Notably, the majority of patients experiencing ventricular arrhythmias have underlying structural heart disease and suffer from heart failure. Pathophysiologically, heart failure is characterised by neurohumoral activation, including chronic activation of the central sympathetic nervous system59. A first-in-man experience investigating RDN in heart failure was recently published suggesting the safety of the procedure60. A large randomised multicentre trial (RE-ADAPT-CHF) is ongoing and is also investigating the effects of RDN on arrhythmia burden as well as cardiac and renal function as the main safety and efficacy endpoints.

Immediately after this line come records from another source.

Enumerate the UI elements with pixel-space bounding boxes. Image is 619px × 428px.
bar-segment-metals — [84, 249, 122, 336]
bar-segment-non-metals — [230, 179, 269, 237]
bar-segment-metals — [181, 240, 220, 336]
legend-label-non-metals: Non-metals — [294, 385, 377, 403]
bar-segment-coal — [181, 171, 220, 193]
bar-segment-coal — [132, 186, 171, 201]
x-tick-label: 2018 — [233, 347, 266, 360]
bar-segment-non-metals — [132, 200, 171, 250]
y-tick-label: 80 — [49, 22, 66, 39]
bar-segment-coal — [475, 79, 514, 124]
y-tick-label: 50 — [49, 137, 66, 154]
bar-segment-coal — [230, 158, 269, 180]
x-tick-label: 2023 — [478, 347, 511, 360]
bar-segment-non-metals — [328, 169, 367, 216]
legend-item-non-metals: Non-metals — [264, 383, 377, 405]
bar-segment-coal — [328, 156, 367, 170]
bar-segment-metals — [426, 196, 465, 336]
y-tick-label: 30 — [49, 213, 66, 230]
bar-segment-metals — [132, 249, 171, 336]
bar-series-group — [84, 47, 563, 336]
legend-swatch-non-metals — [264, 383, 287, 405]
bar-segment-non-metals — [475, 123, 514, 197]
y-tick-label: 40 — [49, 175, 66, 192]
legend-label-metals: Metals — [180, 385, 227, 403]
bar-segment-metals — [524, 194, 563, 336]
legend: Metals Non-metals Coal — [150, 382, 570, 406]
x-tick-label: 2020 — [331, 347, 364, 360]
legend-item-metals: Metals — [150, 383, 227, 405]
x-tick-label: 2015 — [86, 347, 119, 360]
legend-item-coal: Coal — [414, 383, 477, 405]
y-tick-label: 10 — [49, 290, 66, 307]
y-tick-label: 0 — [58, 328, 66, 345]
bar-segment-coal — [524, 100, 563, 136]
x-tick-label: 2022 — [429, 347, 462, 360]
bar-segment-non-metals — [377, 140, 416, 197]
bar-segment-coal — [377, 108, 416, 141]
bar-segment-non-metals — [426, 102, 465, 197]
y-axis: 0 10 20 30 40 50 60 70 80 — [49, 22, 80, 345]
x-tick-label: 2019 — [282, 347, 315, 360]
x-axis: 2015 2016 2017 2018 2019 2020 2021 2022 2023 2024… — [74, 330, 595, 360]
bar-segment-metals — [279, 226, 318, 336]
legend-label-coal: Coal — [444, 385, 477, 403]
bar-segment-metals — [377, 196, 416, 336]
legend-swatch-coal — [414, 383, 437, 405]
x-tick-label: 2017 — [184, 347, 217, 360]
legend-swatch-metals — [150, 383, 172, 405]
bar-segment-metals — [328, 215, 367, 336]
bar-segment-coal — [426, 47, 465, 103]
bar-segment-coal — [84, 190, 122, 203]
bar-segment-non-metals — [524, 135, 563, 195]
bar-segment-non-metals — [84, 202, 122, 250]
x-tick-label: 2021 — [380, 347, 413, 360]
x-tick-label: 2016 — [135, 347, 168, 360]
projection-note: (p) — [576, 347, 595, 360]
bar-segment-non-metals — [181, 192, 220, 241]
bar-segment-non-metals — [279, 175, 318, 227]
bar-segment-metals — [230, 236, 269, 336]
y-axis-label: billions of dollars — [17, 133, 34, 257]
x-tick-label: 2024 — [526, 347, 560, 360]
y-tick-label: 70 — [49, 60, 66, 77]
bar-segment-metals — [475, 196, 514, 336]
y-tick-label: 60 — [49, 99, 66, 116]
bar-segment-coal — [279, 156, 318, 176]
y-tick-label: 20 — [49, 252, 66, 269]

Conclusion and perspective
The autonomic nervous system is substantially involved in the genesis and maintenance of atrial and ventricular arrhythmias. Physicians are challenged by unresolved issues such as the recurrence rates of AF after PVI and the rising prevalence of ventricular arrhythmia burden in heart failure. Modulation of central sympathetic activity by RDN raises new hopes. However, the contribution of kidney-mediated sympathetic activity to the initiation and maintenance of arrhythmias remains unclear. If arrhythmias occur in the context of significant comorbidities such as AF in hypertension or OSA, or ventricular arrhythmias in heart failure, a relevant contribution of the kidneys to central sympathetic drive is conceivable. In these disease states, renal sympathetic innervation is a therapeutic target that deserves further clinical investigation. However, data demonstrating an elevated renal sympathetic activity in arrhythmias are lacking. Besides safety and efficacy, the mechanism of the antiarrhythmic effects of RDN needs to be illuminated. Is reduction of sympathetic activity or maybe just improved BP control the key mechanism for success in hypertensive patients undergoing AF ablation? With RDN a new and probably antiarrhythmic tool has become available that definitely deserves to be investigated.
Funding
C. Ukena, F. Mahfoud, M. Böhm and H.R. Neuberger are supported by the Ministry of Science and Economy of the Saarland. M. Böhm is supported by the Deutsche Forschungsgemeinschaft (KFO 196). F. Mahfoud is supported by Deutsche Hochdruckliga und Deutsche Gesellschaft für Kardiologie.
Conflict of interest statement
C. Ukena, F. Mahfoud, M. Böhm and H.R. Neuberger have received speakers’ honoraria from Medtronic. D. Linz has no conflicts of interest to declare.